Gülistan olmayışının acısı bir taraftayken bu adaletsizlik ve hukuksuz bizim canımızı daha da fazla yaralıyor. Düşünün 700 gündür kardeşinizi bulamıyorsunuz sizin tek suçunuz kızınızı aramak olmamalı. Siz kızınız nerede dediğiniz için eğer bugün yargılanıyorsanız ve eğer savcının ve kolluk kuvvetlerinin bir evde inceleme yapması için siz o evin taşınmasına engel olduğunuz için yargılanıyorsanız burada adalet bakanına şunu sormak gerekiyor; adalet sizde böyle mi işliyor? Biz aile olarak çok öfkeliyiz çünkü şüpheliler o mahkeme salonunda olması gerekirken o mahkemelerde mağdur aile olarak biz yer alıyoruz.”

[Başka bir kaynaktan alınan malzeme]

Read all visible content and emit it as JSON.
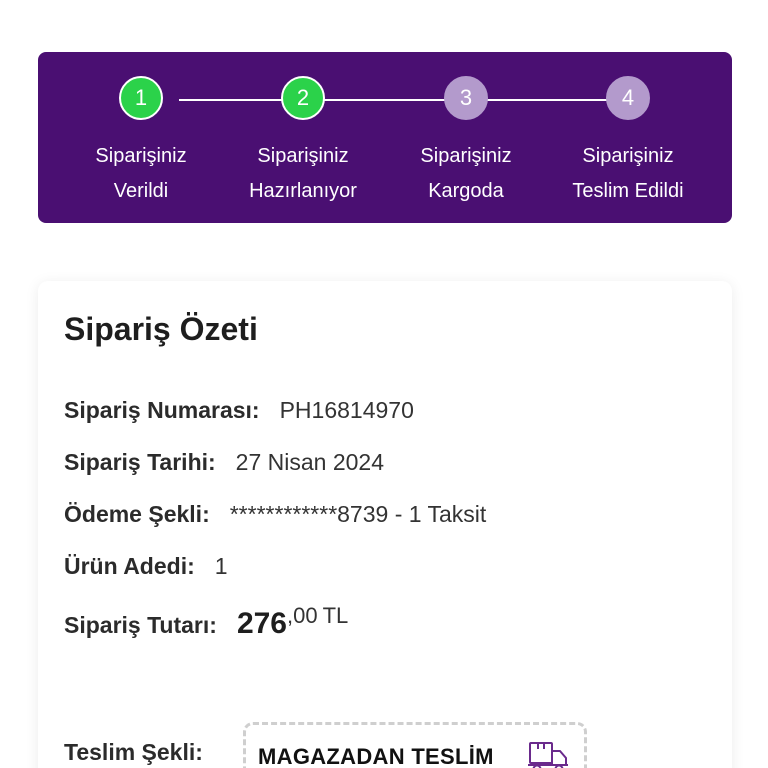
{
  "steps": [
    {
      "number": "1",
      "line1": "Siparişiniz",
      "line2": "Verildi",
      "status": "done"
    },
    {
      "number": "2",
      "line1": "Siparişiniz",
      "line2": "Hazırlanıyor",
      "status": "done"
    },
    {
      "number": "3",
      "line1": "Siparişiniz",
      "line2": "Kargoda",
      "status": "todo"
    },
    {
      "number": "4",
      "line1": "Siparişiniz",
      "line2": "Teslim Edildi",
      "status": "todo"
    }
  ],
  "summary": {
    "title": "Sipariş Özeti",
    "order_number_label": "Sipariş Numarası:",
    "order_number": "PH16814970",
    "order_date_label": "Sipariş Tarihi:",
    "order_date": "27 Nisan 2024",
    "payment_label": "Ödeme Şekli:",
    "payment": "************8739 - 1 Taksit",
    "quantity_label": "Ürün Adedi:",
    "quantity": "1",
    "total_label": "Sipariş Tutarı:",
    "total_integer": "276",
    "total_decimal": ",00",
    "total_currency": "TL",
    "delivery_label": "Teslim Şekli:",
    "delivery_method": "MAGAZADAN TESLİM"
  },
  "colors": {
    "tracker_bg": "#4a0f72",
    "step_done": "#2bd24a",
    "step_todo": "#b39acc",
    "icon_accent": "#6a2a8c"
  },
  "icons": {
    "delivery": "store-delivery-truck-icon"
  }
}
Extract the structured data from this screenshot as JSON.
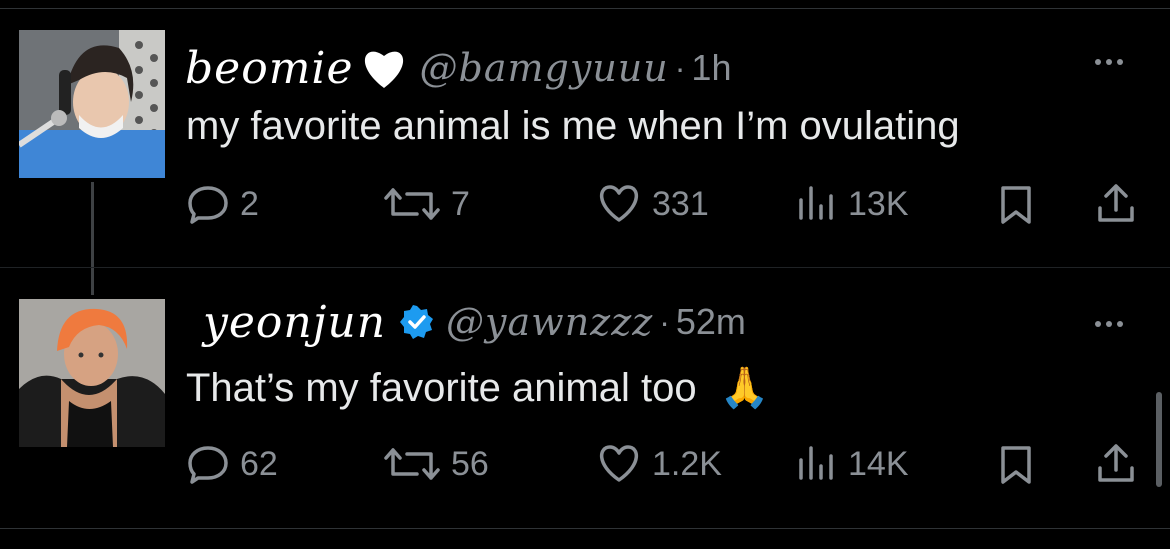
{
  "tweets": [
    {
      "display_name": "beomie",
      "badge": "white-heart",
      "handle": "@bamgyuuu",
      "separator": "·",
      "time": "1h",
      "text": "my favorite animal is me when I’m ovulating",
      "replies": "2",
      "retweets": "7",
      "likes": "331",
      "views": "13K"
    },
    {
      "display_name": "yeonjun",
      "badge": "verified-checkmark",
      "handle": "@yawnzzz",
      "separator": "·",
      "time": "52m",
      "text": "That’s my favorite animal too",
      "text_emoji": "🙏",
      "replies": "62",
      "retweets": "56",
      "likes": "1.2K",
      "views": "14K"
    }
  ],
  "colors": {
    "background": "#000000",
    "text": "#e7e9ea",
    "muted": "#8b9096",
    "verified": "#1d9bf0",
    "divider": "#2f3336"
  }
}
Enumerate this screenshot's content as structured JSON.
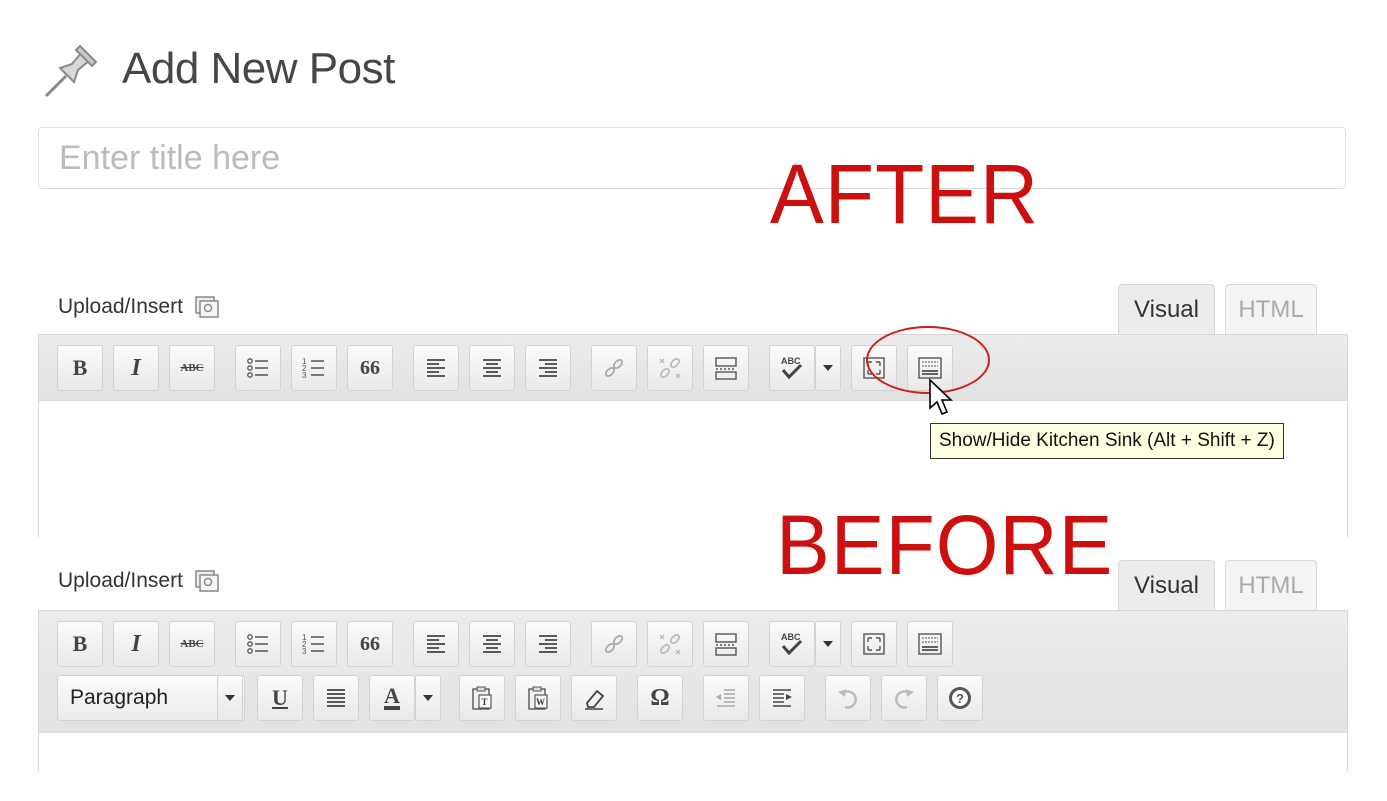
{
  "page": {
    "title": "Add New Post"
  },
  "title_field": {
    "placeholder": "Enter title here"
  },
  "annotations": {
    "after": "AFTER",
    "before": "BEFORE"
  },
  "editor": {
    "upload_insert_label": "Upload/Insert",
    "tabs": {
      "visual": "Visual",
      "html": "HTML"
    }
  },
  "toolbar_row1": {
    "bold": "B",
    "italic": "I",
    "strikethrough": "ABC",
    "blockquote": "66",
    "spellcheck": "ABC"
  },
  "toolbar_row2": {
    "format_select": "Paragraph",
    "underline": "U",
    "text_color": "A",
    "special_char": "Ω"
  },
  "tooltip": {
    "kitchen_sink": "Show/Hide Kitchen Sink (Alt + Shift + Z)"
  },
  "colors": {
    "annotation_red": "#cc1010",
    "circle_red": "#cc2020",
    "tooltip_bg": "#ffffe1"
  }
}
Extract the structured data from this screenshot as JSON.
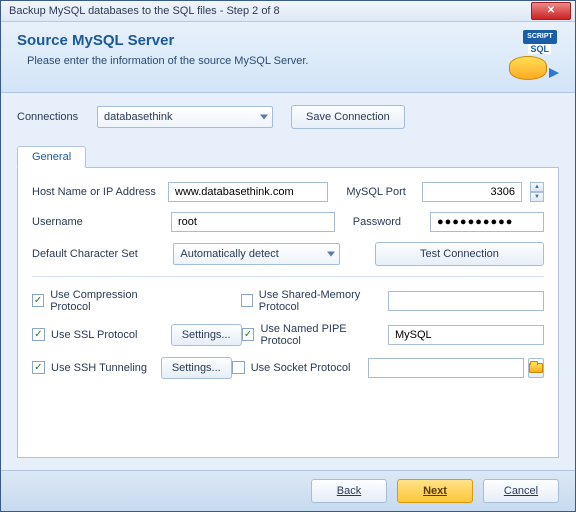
{
  "window": {
    "title": "Backup MySQL databases to the SQL files - Step 2 of 8"
  },
  "header": {
    "title": "Source MySQL Server",
    "subtitle": "Please enter the information of the source MySQL Server.",
    "script_tag": "SCRIPT",
    "sql_label": "SQL"
  },
  "connections": {
    "label": "Connections",
    "selected": "databasethink",
    "save_btn": "Save Connection"
  },
  "tab": {
    "general": "General"
  },
  "form": {
    "host_label": "Host Name or IP Address",
    "host_value": "www.databasethink.com",
    "port_label": "MySQL Port",
    "port_value": "3306",
    "user_label": "Username",
    "user_value": "root",
    "pass_label": "Password",
    "pass_value": "●●●●●●●●●●",
    "charset_label": "Default Character Set",
    "charset_value": "Automatically detect",
    "test_btn": "Test Connection",
    "compression_label": "Use Compression Protocol",
    "ssl_label": "Use SSL Protocol",
    "ssh_label": "Use SSH Tunneling",
    "settings_btn": "Settings...",
    "shared_label": "Use Shared-Memory Protocol",
    "pipe_label": "Use Named PIPE Protocol",
    "pipe_value": "MySQL",
    "socket_label": "Use Socket Protocol",
    "compression_checked": true,
    "ssl_checked": true,
    "ssh_checked": true,
    "shared_checked": false,
    "pipe_checked": true,
    "socket_checked": false
  },
  "footer": {
    "back": "Back",
    "next": "Next",
    "cancel": "Cancel"
  }
}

“GÜLİSTAN DOKU BİR SEMBOL”
“Şüpheliler ilk günden beri hiçbir şekilde şüpheli sıfatı görmediler, bunlara ilişkin işlem yapılmadı. Şahıs eğer emniyet mensubu olmasaydı prosedür aynı bu şekilde mi olacaktı? Mahkemenin de tarafsız olduğunu düşünmüyoruz ve bu mahkemeden de çok adil bir sonuç çıkacağına inanmıyoruz. Ama şunun bilinmesi gerekiyor; Gülistan Doku bir sembol ve Gülistan Doku’nun olayı çözülmediği sürece bu ülkede kadınlar katledilmeye devam edecek. Bizler Dersim Kadın Platformu olarak bütün kamuoyunu ve kadınları Aygül Doku’nun davasına ve Gülistan Doku’ya sahip çıkmaya çağırıyoruz” dedi.
Yaşadığımız teknoloji çağında her köşe başı mobese kameraları ile izlenirken, taşıdığımız telefonların yaydığı sinyallerden konum tespiti rahatlıkla yapılabilirken bir insanın kaybolup kendisinden bir daha haber alınamaması kabul edilir bir durum değildir. Aradan geçen 1050 güne rağmen bu olayın hala aydınlatılamamış olması sorumlular açısından büyük bir utanç kaynağı ve ağır bir insan hakları ihlalidir. Her koşulda vatandaşının yaşam hakkını korumak bir devletin en önemli görevi ve en temel sorumluluğudur.
Biz İnsan Hakları Savunucuları olarak, her zaman olduğu gibi bu hafta da çağrımızı yineliyoruz; tüm kayıpları, faili meçhul cinayetlerle katledilenleri anarak; İnsan hakları savunucularının adalet ve hakikat arayışının asla bitmeyeceğinin de altını çiziyoruz. Bizler kaybedilen insanların akıbetlerinin araştırılmasını, faillerinin bulunup yargılanmasını ülke tarihinin karanlık sayfalarına ışık tutulmasını ve bu kara lekenin bir an önce temizlenmesi için gerekli adımların atılmasını istiyoruz. Ağır yaşam hakkı ihlallerine sırt çevirmeden sorumluluklarımızın bilinciyle mücadele etmeye devam edeceğiz.